The room erupts. Everyone screaming and no one making sense. The chairman of the house committee banging his gavel against the podium only provides a beat to the screams; no one notices his calls of “order! Order!”
When things calm the chairman speaks: “this session is now closed. Please clear the chamber.”
So much for third times the charm. They will never listen to me. They can’t accept the consequences of the truth. If we’re to be quiet, as the aliens suggest, we need to turn off cell phones, radio, WiFi, Bluetooth, and UHF: many modern day conveniences would cease to exist. If we’re to be quiet we need to shut off the last century of advancement. I can hardly blame the senate for protecting the jobs of their constituents, politicians have never been known to play the long game.
“Jim, why are you still here?” Nora says as she strolls into our office, carrying two mugs of coffee.
“I’ve got to figure this out. Aliens sent us a warning and I need to make sure it’s heard.”
“You tried Jim.”
“Obviously I haven’t tried hard enough.”
“You’ve already lost everything!” A fury I’ve never seen before possesses Nora. She screams, slamming the coffee mugs down on her desk: “hell, I’ve lost everything for following you into this folly! Can you just move on! Can you just let this go!” Nora collapses into her chair and cries into her hands.
Nora’s sudden burst of raw emotion stuns me. I’ve never seen anything other than sarcasm from her. I don’t know how to react. “Nora, I can’t.”

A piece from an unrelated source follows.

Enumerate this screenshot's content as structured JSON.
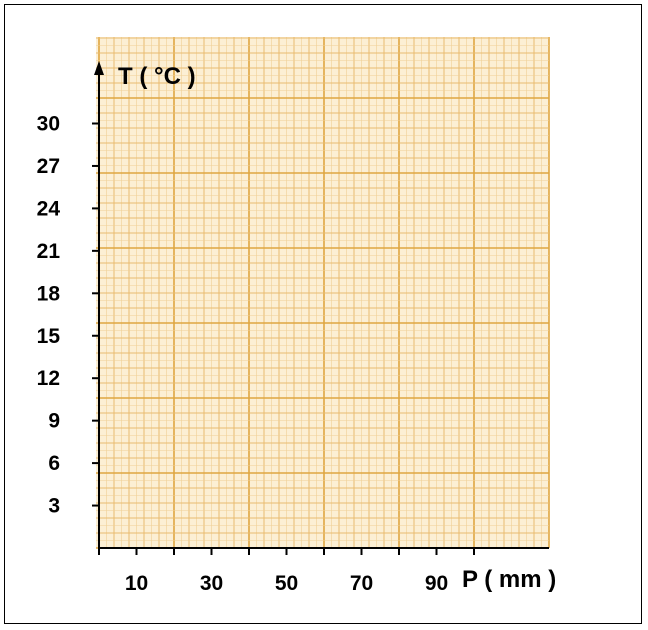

“You can’t!” She screams. “You’ve ruined everything! Why couldn’t you just give them what they wanted? Why couldn’t you just let it go?” Nora’s fury runs out of steam as quickly as it arrived. She lays her head down on her desk, I can see her chest rising and falling with each successive sob.
“I’m sorry Nora. I’m sorry I dragged you into this.”
“You didn’t drag me anywhere.” Nora is overcome by a new wave of sobbing.
“What do you mean?”
“I can’t.” Nora whispers, barely audible.
“What do you mean you can’t? What did you do?” Anger starts to overtake my sympathy.
“They told me everything would be okay.”
I stand up, raging: “what did you do?”
“You know what I did Jim.”
I did. Somewhere inside I had always known. Nora wiped the data, Nora killed my career. “Why?” Is all I can manage to say.
“They told me it was the easy way out. They said after I deleted the data you would give up. They were wrong. You’re too damned stubborn-“
Nora is interrupted by an alarm going off on my terminal. I take my eyes off her and look at the screen. I had patched into the VLT in Chile – I had it looking for anything unusual. It had definitely found something unusual: “Proxima is going nova.” I say, dumbfounded.
“How is that possible? It’s a red dwarf.” Nora wipes the tears from her eyes and stands.
“I know what it is Nora. I’ve been studying it for a solid month now. Unlike you…”
“I’m sorry Jim.”
I stay silent. The data on my terminal is unbelievable, but the EM emissions are unmistakeable: Proxima is going Nova.